Die Abstumpfung und Lähmung des Gehirns, welche euch den nächsten Tag zum voraus verderben, sind traurige Mittel, zu vergessen, im Vergleich mit denen, die sie euch gewährt hätte – dem Abendfrieden, der süßen Ruhe und dem noch süßeren Erwachen an ihrer Seite.

Und was jene unendliche Zerstreuung durch die tausend Dinge betrifft, die euch nach tausend Seiten zerren, die vielen neuen Bücher, in denen nichts Neues steht, die vielen Eisenbahnen, die zu keinem Ziele führen – das alles, soll ich es aussprechen, kommt mir vor wie eine große Verschwörung, euren Geist zu meucheln, ihn mit einer Welt von unverdauten Dingen zu überschütten, unter denen er sich nicht mehr wird regen können. So stürzten über Herculanum an einem Tage über fünfzig Fuß Asche. So ist eine Wiese der Loire die ich kenne, nachdem sie bei der bekannten Überschwemmung mit zweihundert Fuder Steine übersäet wurde, seitdem verlassen und zu nichts mehr gut. Rette deine Seele vor einem ähnlichen Verderben, schirme sie gegen eine solche Überschwemmung. Schütze sie durch die Liebe, bewahre sie durch die Weisheit. Antworte dem trüben Meere, das an dich herandrängt, und dir so viele schöne Dinge anbietet, daß alles das wertlos ist im Vergleich mit dem Schatze, den zwei Gatten, die ihre Liebe nicht erkalten lassen, besitzen:

Der Schatz des Mannes, ein Nichts, ein Unendliches, ein Atom von Feuer, welches uns lieben, handeln, schaffen macht; mit einem Worte: der Funken des Prometheus.

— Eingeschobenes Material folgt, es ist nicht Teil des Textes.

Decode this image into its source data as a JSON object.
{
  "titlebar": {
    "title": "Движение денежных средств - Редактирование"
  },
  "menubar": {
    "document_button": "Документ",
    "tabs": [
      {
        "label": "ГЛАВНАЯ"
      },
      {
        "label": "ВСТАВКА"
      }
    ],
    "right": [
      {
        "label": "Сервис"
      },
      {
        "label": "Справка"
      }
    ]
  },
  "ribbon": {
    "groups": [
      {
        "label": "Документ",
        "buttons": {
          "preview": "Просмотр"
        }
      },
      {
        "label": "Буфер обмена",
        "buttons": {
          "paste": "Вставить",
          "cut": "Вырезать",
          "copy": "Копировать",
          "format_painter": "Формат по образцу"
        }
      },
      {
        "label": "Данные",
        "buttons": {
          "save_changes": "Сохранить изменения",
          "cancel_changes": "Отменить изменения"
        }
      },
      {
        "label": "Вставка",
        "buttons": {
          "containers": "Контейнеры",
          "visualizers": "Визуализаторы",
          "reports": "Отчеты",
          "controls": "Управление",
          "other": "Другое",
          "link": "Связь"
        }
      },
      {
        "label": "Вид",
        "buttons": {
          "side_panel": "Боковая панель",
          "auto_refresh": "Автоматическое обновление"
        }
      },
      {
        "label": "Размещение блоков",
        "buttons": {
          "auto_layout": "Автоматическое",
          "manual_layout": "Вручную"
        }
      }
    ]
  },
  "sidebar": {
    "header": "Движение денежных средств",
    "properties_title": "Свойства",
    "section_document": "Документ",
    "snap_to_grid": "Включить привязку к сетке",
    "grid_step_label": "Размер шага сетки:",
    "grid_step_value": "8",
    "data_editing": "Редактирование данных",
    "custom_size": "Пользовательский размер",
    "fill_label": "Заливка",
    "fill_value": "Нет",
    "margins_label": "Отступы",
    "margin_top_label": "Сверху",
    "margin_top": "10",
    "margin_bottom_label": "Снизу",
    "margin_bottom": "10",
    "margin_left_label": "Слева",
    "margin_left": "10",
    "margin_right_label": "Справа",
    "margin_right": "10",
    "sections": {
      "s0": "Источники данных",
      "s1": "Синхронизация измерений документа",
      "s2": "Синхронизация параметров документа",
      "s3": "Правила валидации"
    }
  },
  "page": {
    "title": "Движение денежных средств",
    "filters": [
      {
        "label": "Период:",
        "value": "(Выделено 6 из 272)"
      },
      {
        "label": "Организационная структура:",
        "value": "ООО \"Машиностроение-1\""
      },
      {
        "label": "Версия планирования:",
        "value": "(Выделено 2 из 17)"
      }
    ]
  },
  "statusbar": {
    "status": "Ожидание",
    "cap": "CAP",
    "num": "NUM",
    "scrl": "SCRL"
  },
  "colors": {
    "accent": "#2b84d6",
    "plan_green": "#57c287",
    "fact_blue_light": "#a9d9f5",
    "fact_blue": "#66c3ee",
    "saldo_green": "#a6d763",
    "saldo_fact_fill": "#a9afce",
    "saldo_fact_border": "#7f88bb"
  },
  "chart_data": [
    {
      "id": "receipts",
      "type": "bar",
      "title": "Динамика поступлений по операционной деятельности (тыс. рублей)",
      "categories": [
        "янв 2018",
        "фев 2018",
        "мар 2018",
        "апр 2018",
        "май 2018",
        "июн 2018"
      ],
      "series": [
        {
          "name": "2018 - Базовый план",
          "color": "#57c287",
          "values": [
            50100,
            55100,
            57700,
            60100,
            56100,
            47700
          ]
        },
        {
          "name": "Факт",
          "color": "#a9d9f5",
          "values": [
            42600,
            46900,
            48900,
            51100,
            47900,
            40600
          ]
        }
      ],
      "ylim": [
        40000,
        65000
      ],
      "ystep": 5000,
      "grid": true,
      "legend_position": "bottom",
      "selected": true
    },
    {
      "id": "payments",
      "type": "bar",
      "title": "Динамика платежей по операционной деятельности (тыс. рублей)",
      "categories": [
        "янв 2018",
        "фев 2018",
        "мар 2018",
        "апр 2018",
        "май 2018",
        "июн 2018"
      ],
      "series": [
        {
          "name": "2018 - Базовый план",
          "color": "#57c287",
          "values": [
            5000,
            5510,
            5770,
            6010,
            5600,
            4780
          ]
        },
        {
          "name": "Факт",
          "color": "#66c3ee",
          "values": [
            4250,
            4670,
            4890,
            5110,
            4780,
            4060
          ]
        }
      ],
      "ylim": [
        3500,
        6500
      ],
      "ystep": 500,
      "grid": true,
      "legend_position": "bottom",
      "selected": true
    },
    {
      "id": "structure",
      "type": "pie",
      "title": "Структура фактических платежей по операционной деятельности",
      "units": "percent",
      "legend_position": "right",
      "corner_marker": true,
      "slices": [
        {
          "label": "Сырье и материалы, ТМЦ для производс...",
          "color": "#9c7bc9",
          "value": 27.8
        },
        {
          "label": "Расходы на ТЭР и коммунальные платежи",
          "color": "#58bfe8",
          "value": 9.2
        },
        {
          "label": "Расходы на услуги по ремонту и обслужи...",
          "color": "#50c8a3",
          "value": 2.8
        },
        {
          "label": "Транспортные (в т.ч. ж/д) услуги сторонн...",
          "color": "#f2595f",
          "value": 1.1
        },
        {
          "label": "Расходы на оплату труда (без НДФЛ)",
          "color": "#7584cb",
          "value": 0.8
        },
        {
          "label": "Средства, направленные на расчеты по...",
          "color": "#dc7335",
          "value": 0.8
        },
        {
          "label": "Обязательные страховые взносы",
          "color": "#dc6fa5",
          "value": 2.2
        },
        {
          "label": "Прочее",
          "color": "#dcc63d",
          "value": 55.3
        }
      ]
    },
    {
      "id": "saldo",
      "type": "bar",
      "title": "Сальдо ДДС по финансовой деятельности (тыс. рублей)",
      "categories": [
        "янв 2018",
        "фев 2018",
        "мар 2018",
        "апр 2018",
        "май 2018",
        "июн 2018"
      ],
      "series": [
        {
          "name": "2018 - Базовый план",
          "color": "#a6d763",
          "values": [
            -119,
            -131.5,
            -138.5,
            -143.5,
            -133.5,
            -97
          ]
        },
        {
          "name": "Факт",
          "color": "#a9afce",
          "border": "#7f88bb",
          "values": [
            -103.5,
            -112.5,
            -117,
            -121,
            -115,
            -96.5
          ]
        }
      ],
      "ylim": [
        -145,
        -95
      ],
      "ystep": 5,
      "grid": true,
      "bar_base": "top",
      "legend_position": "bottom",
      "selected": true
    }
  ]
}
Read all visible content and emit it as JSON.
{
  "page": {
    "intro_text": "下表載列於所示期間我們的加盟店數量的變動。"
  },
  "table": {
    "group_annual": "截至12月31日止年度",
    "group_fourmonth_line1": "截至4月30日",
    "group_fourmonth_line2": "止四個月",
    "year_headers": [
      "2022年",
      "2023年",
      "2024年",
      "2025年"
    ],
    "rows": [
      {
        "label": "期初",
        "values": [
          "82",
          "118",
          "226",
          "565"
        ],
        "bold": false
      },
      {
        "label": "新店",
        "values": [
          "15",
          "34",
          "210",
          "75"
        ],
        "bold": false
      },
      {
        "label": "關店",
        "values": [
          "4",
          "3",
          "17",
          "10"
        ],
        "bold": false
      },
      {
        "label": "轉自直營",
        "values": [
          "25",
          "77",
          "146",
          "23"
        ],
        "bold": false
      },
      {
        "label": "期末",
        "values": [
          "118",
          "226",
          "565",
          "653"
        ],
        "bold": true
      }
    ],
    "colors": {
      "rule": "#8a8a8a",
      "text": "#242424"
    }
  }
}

Der Schatz der Frau, die Sanftmut eines reinen Herzens, welches dein Hafen ist, das Meer nährender Milch, die ewige Verjüngung. Das alles unter dem Reiz der Bescheidenheit und Jungfräulichkeit, heiliger Einfalt, göttlicher Kindheit.

Wenn du des Abends nach Hause kehrst, und sie dir entgegenkommt, den Kleinen auf dem Arm, verbanne, mein Freund, verscheuche die Wolke, welche die Wirkung so vieler Dinge, von denen du den Tag über dich gedrückt fühltest, um deine Augen, um dein Herz gelagert hatten. Nach dieser Phantasmagorie, dieser bösen Zauberlaterne, durch die so viele trübe Schatten huschten, öffne deine Sinne wieder der Wirklichkeit. Möge diese Mutter mit ihrem Kinde, ihr reizendes Lächeln, ihre Freude, dich wiederzusehen, ihr zärtlicher Kuß und ihre stumme Umarmung dich rein machen und deine Augen klar, daß du erkennest, wie lieblich das Leben ist. Nehmt, ich bitte euch, eure gemütlichen Unterredungen wieder auf. die durch deine Geschäfte, durch ihre Mutterschaft, durch die Pflege des Kindes ein wenig gestört waren. Und grolle ihr nicht! War es denn ihre Schuld? Was hat sie nicht gelitten, als dieses gierige, unerbittliche Kind, dem sie ihr Blut, ihre Milch gab, ihre zarten Nerven zerriß! ... Du liebst sie, ich weiß es, du freust dich ihrer entfalteten Schönheit, wie sie jetzt dasteht, die Mutter mit dem Säugling an ihrer Brust. Ihr habt euch als dieselben wiedergefunden.

Stört denn wirklich dieser arme Kleine euer trauliches Beisammensein? Er ist doch ein sehr harmloser Nebenbuhler. So tragt euch denn gegenseitig, oder vielmehr liebt euch jetzt zu Dreien. Bald wird er heranwachsen und seine Mutter nicht mehr gänzlich in Anspruch nehmen. Noch einige Jahre, und er wird ihr entfliehen und, verlassen von ihm, wird sie kommen, sich in deinen Armen auszuweinen.